Incarcerated people who perform facility work would be treated as employees and become eligible for FLSA protections (e.g., minimum wage and overtime), increasing wages and basic labor rights for low-income incarcerated workers.
People employed in privately operated contracted facilities would be recognized as employees of the private operator, clarifying which private employers are responsible for paying wages and complying with labor standards.
Correctional facilities and contractors would face clearer accountability for labor conditions and earnings, which could reduce exploitative unpaid or underpaid work and improve justice for incarcerated workers.
Taxpayers and correctional agencies would likely face higher costs to pay wages, overtime, and employer obligations for incarcerated workers, increasing public expenditures.
Private contractors operating facilities may pass higher labor costs to government through increased contract prices or cut inmate employment opportunities, reducing work availability for incarcerated people and raising contract costs for governments.
Courts and corrections administrators may need new administrative capacity to monitor wage compliance and resolve disputes, creating short-term implementation burdens and administrative costs for state and local governments.
Based on analysis of 2 sections of legislative text.
Treats incarcerated or detained individuals who perform work for a correctional facility as "employees" under the FLSA, adding related definitions and clarifying covered fees.
The bill treats people who are incarcerated or detained and who perform work through a correctional facility as "employees" under the Fair Labor Standards Act (FLSA).
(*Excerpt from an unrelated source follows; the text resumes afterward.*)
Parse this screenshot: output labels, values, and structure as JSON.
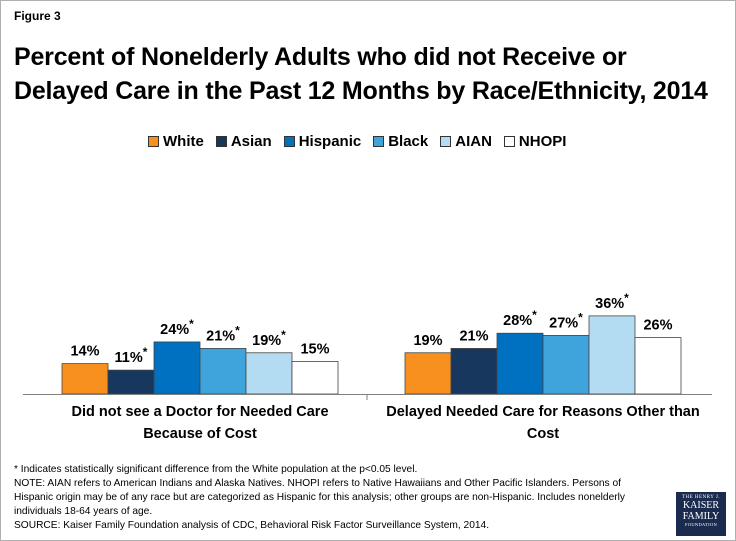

It adds definitions that identify who counts as an incarcerated worker, clarifies that such workers are employed either by the public agency operating the facility or by a private operator when the facility is contracted out, and defines related terms including "correctional facility" and certain "court-imposed fees." By bringing incarcerated workers within the FLSA definition of "employee," the change would extend wage-and-hour protections and employer obligations (such as minimum wage, overtime, and recordkeeping duties) to many prison work programs and to private contractors operating correctional facilities, while specifying which court-ordered fees are covered or excluded from the definition of court-imposed fees.